Why are restaurants turning to ONDCs?
One reason is the high commission rates charged by Swiggy and Zomato, which can go up to 30% of the order value. ONDCs, on the other hand, offer lower commission rates, ranging from 5% to 15%. This can translate into significant cost savings for restaurants.
Another reason is the lack of control restaurants have over their own brand on Swiggy and Zomato. Restaurants are often listed alongside their competitors, and their menus and pricing may be altered without their consent. ONDCs offer more control and customization options for restaurants, allowing them to maintain their brand identity and pricing.
The ONDC advantage
By partnering with ONDCs, restaurants are able to offer customers more choices and better pricing, while also benefiting from lower commission rates. However, ONDCs may face challenges in scaling up and competing with established players like Swiggy and Zomato.

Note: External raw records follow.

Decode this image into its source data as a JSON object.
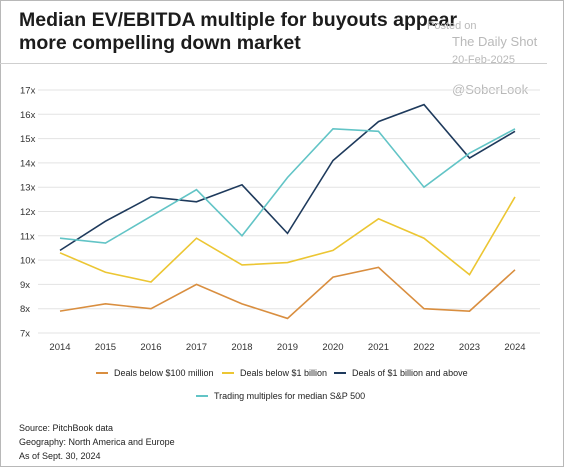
{
  "title": "Median EV/EBITDA multiple for buyouts appear more compelling  down market",
  "watermark": {
    "posted": "Posted on",
    "source": "The Daily Shot",
    "date": "20-Feb-2025",
    "handle": "@SoberLook"
  },
  "footer": {
    "source": "Source: PitchBook data",
    "geography": "Geography: North America and Europe",
    "asof": "As of Sept. 30, 2024"
  },
  "chart_data": {
    "type": "line",
    "title": "Median EV/EBITDA multiple for buyouts appear more compelling  down market",
    "xlabel": "",
    "ylabel": "",
    "x": [
      2014,
      2015,
      2016,
      2017,
      2018,
      2019,
      2020,
      2021,
      2022,
      2023,
      2024
    ],
    "x_tick_labels": [
      "2014",
      "2015",
      "2016",
      "2017",
      "2018",
      "2019",
      "2020",
      "2021",
      "2022",
      "2023",
      "2024"
    ],
    "ylim": [
      7,
      17
    ],
    "y_ticks": [
      7,
      8,
      9,
      10,
      11,
      12,
      13,
      14,
      15,
      16,
      17
    ],
    "y_tick_labels": [
      "7x",
      "8x",
      "9x",
      "10x",
      "11x",
      "12x",
      "13x",
      "14x",
      "15x",
      "16x",
      "17x"
    ],
    "grid": "horizontal",
    "legend_position": "bottom",
    "series": [
      {
        "name": "Deals below $100 million",
        "color": "#d98e3f",
        "values": [
          7.9,
          8.2,
          8.0,
          9.0,
          8.2,
          7.6,
          9.3,
          9.7,
          8.0,
          7.9,
          9.6
        ]
      },
      {
        "name": "Deals below $1 billion",
        "color": "#ecc633",
        "values": [
          10.3,
          9.5,
          9.1,
          10.9,
          9.8,
          9.9,
          10.4,
          11.7,
          10.9,
          9.4,
          12.6
        ]
      },
      {
        "name": "Deals of $1 billion and above",
        "color": "#1e3a5c",
        "values": [
          10.4,
          11.6,
          12.6,
          12.4,
          13.1,
          11.1,
          14.1,
          15.7,
          16.4,
          14.2,
          15.3
        ]
      },
      {
        "name": "Trading multiples for median S&P 500",
        "color": "#62c4c6",
        "values": [
          10.9,
          10.7,
          11.8,
          12.9,
          11.0,
          13.4,
          15.4,
          15.3,
          13.0,
          14.4,
          15.4
        ]
      }
    ]
  }
}
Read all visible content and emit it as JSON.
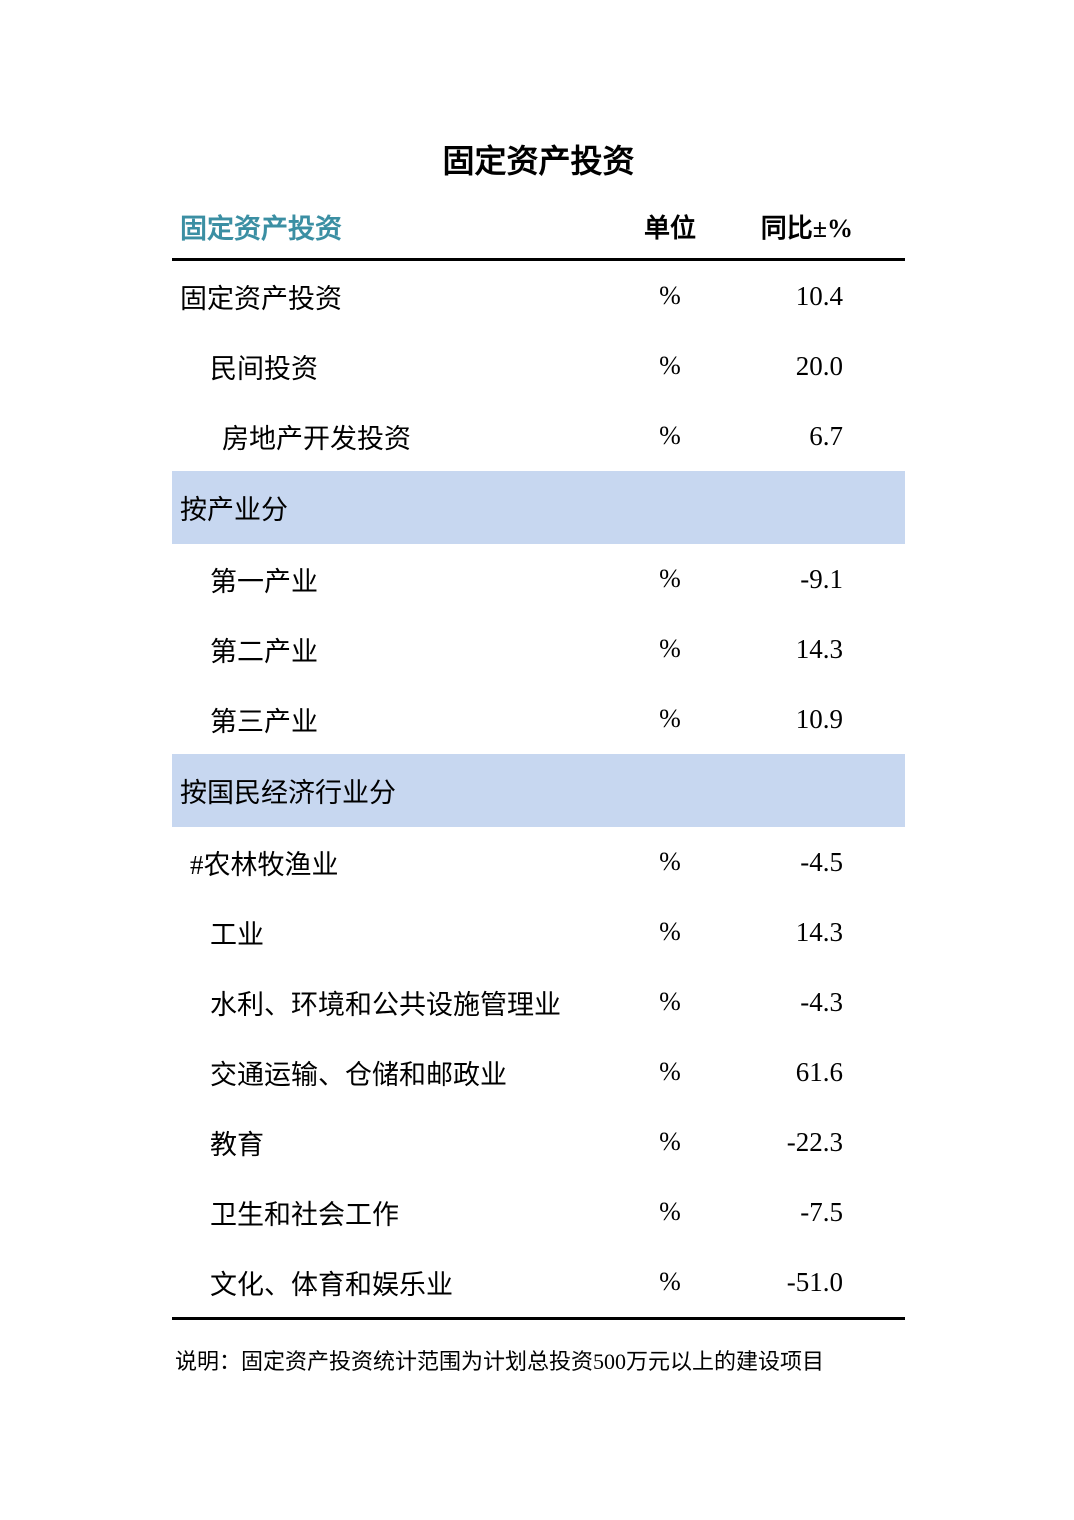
{
  "page": {
    "title": "固定资产投资",
    "note": "说明：固定资产投资统计范围为计划总投资500万元以上的建设项目"
  },
  "table": {
    "header": {
      "name": "固定资产投资",
      "unit": "单位",
      "yoy": "同比±%"
    },
    "rows": [
      {
        "type": "data",
        "label": "固定资产投资",
        "indent": "0",
        "unit": "%",
        "value": "10.4"
      },
      {
        "type": "data",
        "label": "民间投资",
        "indent": "1",
        "unit": "%",
        "value": "20.0"
      },
      {
        "type": "data",
        "label": "房地产开发投资",
        "indent": "2",
        "unit": "%",
        "value": "6.7"
      },
      {
        "type": "section",
        "label": "按产业分"
      },
      {
        "type": "data",
        "label": "第一产业",
        "indent": "1",
        "unit": "%",
        "value": "-9.1"
      },
      {
        "type": "data",
        "label": "第二产业",
        "indent": "1",
        "unit": "%",
        "value": "14.3"
      },
      {
        "type": "data",
        "label": "第三产业",
        "indent": "1",
        "unit": "%",
        "value": "10.9"
      },
      {
        "type": "section",
        "label": "按国民经济行业分"
      },
      {
        "type": "data",
        "label": "#农林牧渔业",
        "indent": "hash",
        "unit": "%",
        "value": "-4.5"
      },
      {
        "type": "data",
        "label": "工业",
        "indent": "1",
        "unit": "%",
        "value": "14.3"
      },
      {
        "type": "data",
        "label": "水利、环境和公共设施管理业",
        "indent": "1",
        "unit": "%",
        "value": "-4.3"
      },
      {
        "type": "data",
        "label": "交通运输、仓储和邮政业",
        "indent": "1",
        "unit": "%",
        "value": "61.6"
      },
      {
        "type": "data",
        "label": "教育",
        "indent": "1",
        "unit": "%",
        "value": "-22.3"
      },
      {
        "type": "data",
        "label": "卫生和社会工作",
        "indent": "1",
        "unit": "%",
        "value": "-7.5"
      },
      {
        "type": "data",
        "label": "文化、体育和娱乐业",
        "indent": "1",
        "unit": "%",
        "value": "-51.0"
      }
    ]
  },
  "colors": {
    "accent_teal": "#3B8FA3",
    "section_bg": "#C7D7F0"
  }
}
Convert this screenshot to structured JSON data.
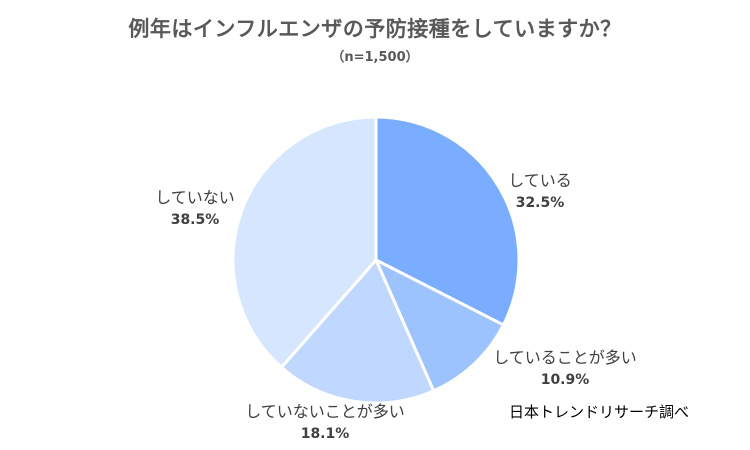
{
  "chart_data": {
    "type": "pie",
    "title": "例年はインフルエンザの予防接種をしていますか？",
    "subtitle": "（n=1,500）",
    "slices": [
      {
        "label": "している",
        "value": 32.5,
        "display": "32.5%",
        "color": "#7aadff"
      },
      {
        "label": "していることが多い",
        "value": 10.9,
        "display": "10.9%",
        "color": "#9dc3ff"
      },
      {
        "label": "していないことが多い",
        "value": 18.1,
        "display": "18.1%",
        "color": "#c0d8ff"
      },
      {
        "label": "していない",
        "value": 38.5,
        "display": "38.5%",
        "color": "#d6e6ff"
      }
    ]
  },
  "source": "日本トレンドリサーチ調べ"
}
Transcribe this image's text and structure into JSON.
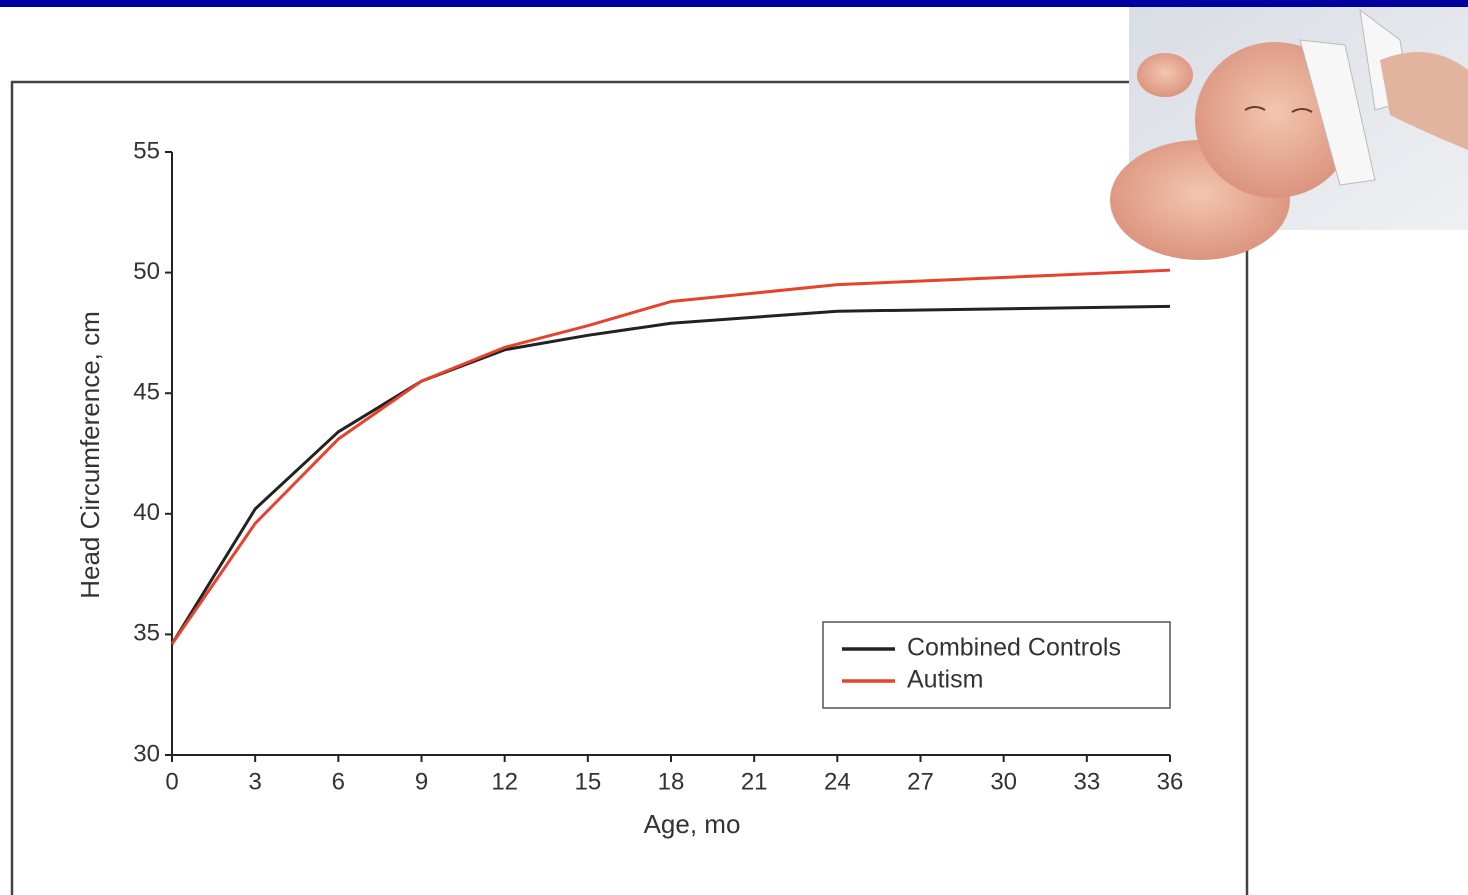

Despite these challenges, ONDCs have received backing from the National Restaurant Association of India (NRAI), which has launched its own ONDC platform called ‘Furo’.
The bottom line
While breaking the Swiggy-Zomato duopoly may be a challenging task, ONDCs offer a viable alternative for restaurants looking to reduce costs and maintain control over their brand identity. As more restaurants partner with ONDCs, it remains to be seen if they will be able to make a dent in the dominance of Swiggy and Zomato.